As a leaked State Department memo put it, the report “tells a story of which no American is proud”.

Overload

Although these techniques have been given the newspeak-ish euphemism “enhanced interrogation”, they are consciously meant as a powerful assault on the basic conditions necessary for mental survival, specifically by overloading the subject’s homeostatic system.

Homeostasis is the body’s ability to adjust in response to external changes in order to maintain a stable internal equilibrium. The objective of an extreme assault on a human system is to stop the individual from adjusting in time, or at all.

For example, we are built to respond to various complex stimuli throughout the course of any given day, and when the arousal system is subjected to severe sensory deprivation over long periods, it seeks to readjust.

If the deprivation is intense and persistent, the arousal system seeks to fill the gap. And in the process, it can fill the void created with psychotic symptoms: hallucinations, paranoia, hearing voices and a loss of a sense of a cohesive or continuous sense of self.

Several other methods are directed at overload rather than deprivation, such as threats, “feral treatment” (treating people like animals), pharmacological manipulation, and humiliation. These can induce similar psychological effects, and may result in severe short, medium and even long-term symptoms, including loss of memory and a damaged ability to learn, reason or make decisions.

In fact, such techniques can damage brain structures such as the hippocampus (one of the first regions to suffer in Alzheimer’s disease) and lead to the loss of brain mass by inhibiting the regeneration of brain cells.

So both from an ethical standpoint and going on the evidence of myriad studies of trauma, enhanced interrogations are both unlikely to work and manifestly objectionable. The psychologists involved in this work should clearly have known it was an incredibly dangerous path to tread.

Connection, not correction

If you really want to stage an effective interrogation, the literature points in entirely the opposite direction – and so does orthodox law enforcement practice.
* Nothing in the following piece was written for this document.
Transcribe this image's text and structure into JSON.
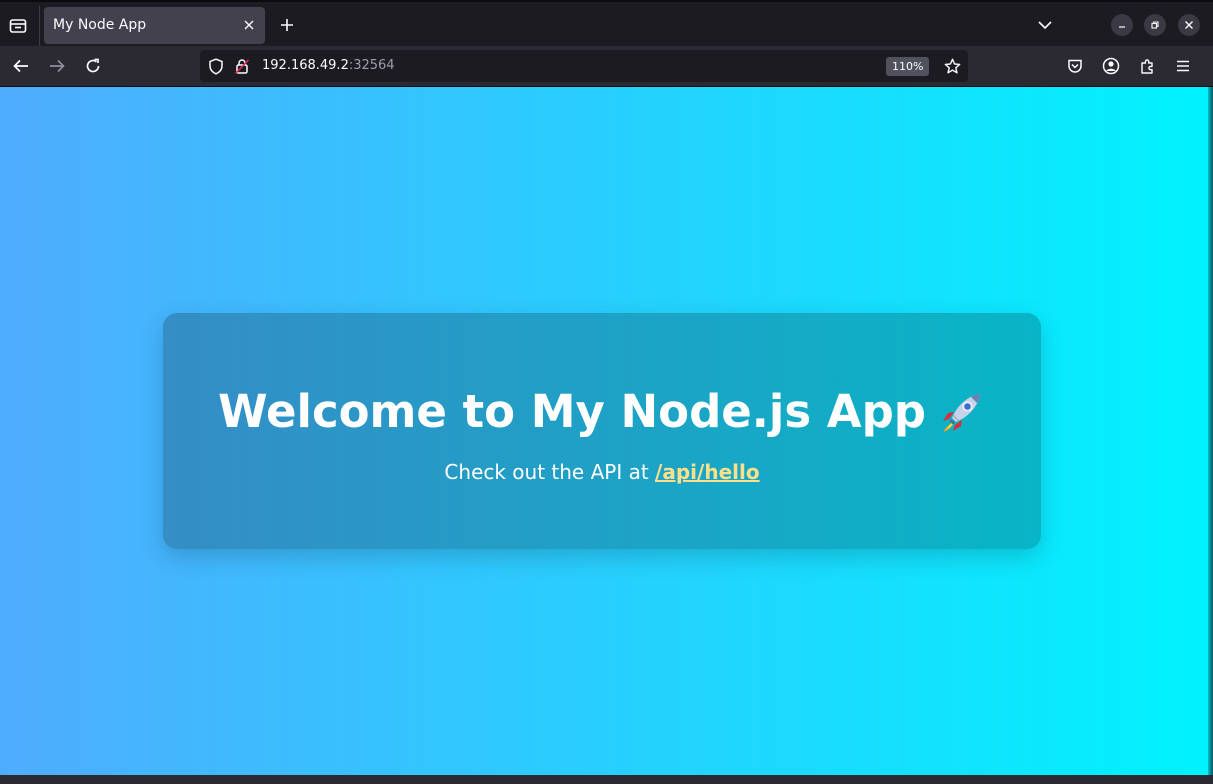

In the US (as in many other countries), rapport is considered a vital part of police interrogation. Psychological research has long shown that building rapport with witnesses increases the amount of accurate information generated. We know that rapport enhances cooperation during interviews, and elicits more accurate information.
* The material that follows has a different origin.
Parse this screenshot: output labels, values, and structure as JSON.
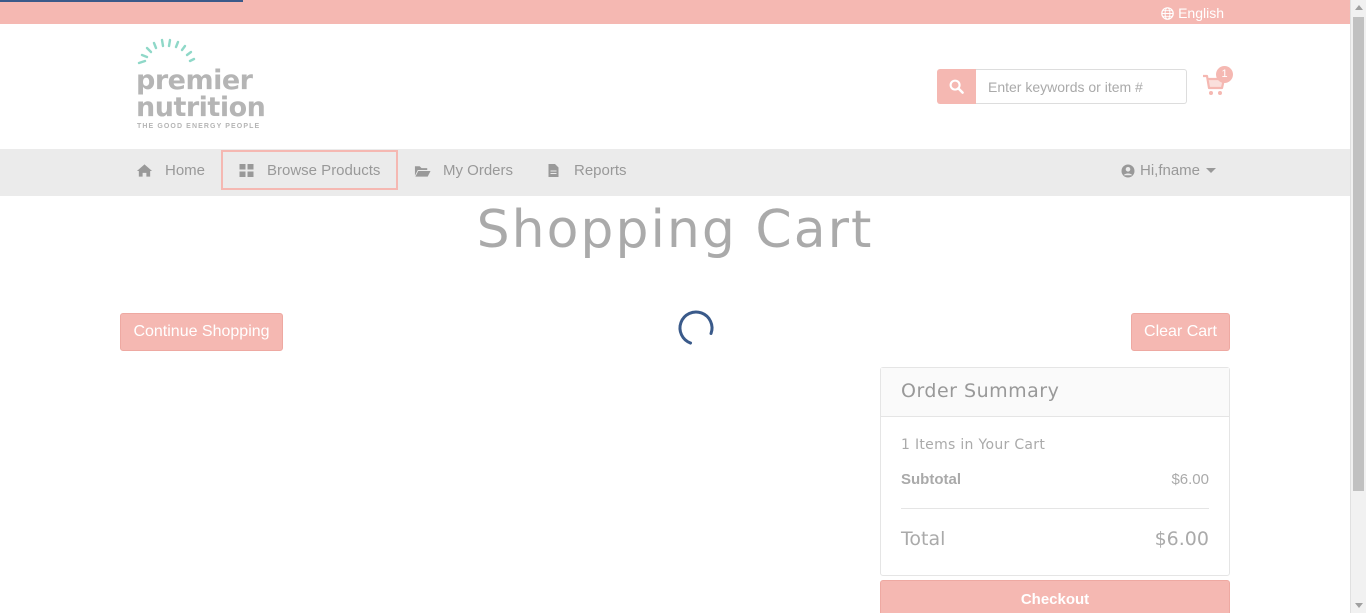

In our own work, based on hundreds of hours of observation of field interviews, we found that interrogators that used approaches more akin to methods used in therapy were more effective at both decreasing detainee disengagement (including “no comment” interviews) and eliciting useful information and evidence.

We found that where non-judgemental acceptance, empathy and autonomy were present, alongside the ability to fluidly adapt to the detainee’s topics and shifts in what they were prepared to talk about (or not talk about), reflective listening and attentiveness were by far the most successful approach.

In fact, interrogators who resisted the (perhaps natural) urge to try and change or challenge the detainee’s behaviours and beliefs engaged more with their suspects and got more information from them.

Dismal failure

Our work on rapport is nothing new. More than 200 clinical trials, efficacy reviews, and meta-analyses have found more humane approaches to be effective in the treatment of a range of health problems once treated with harsh and coercive methods – issues as diverse as chronic mental disorder, cardiovascular rehabilitation, problem gambling, and substance use disorders.

In all those arenas, the original notion was that the “problem” needed to be dealt with through rational/persuasive and manipulative means that might persuade, coerce or control individuals “out” of their errant, criminal and destructive ways – essentially to bully them into compliance.

A fundamental point stands: despite the ethical sanctions, the evidence is that enhanced interrogations just don’t work, and that rapport-based methods do. So, it would be very interesting to see who in the intelligence community has evidence to the contrary.”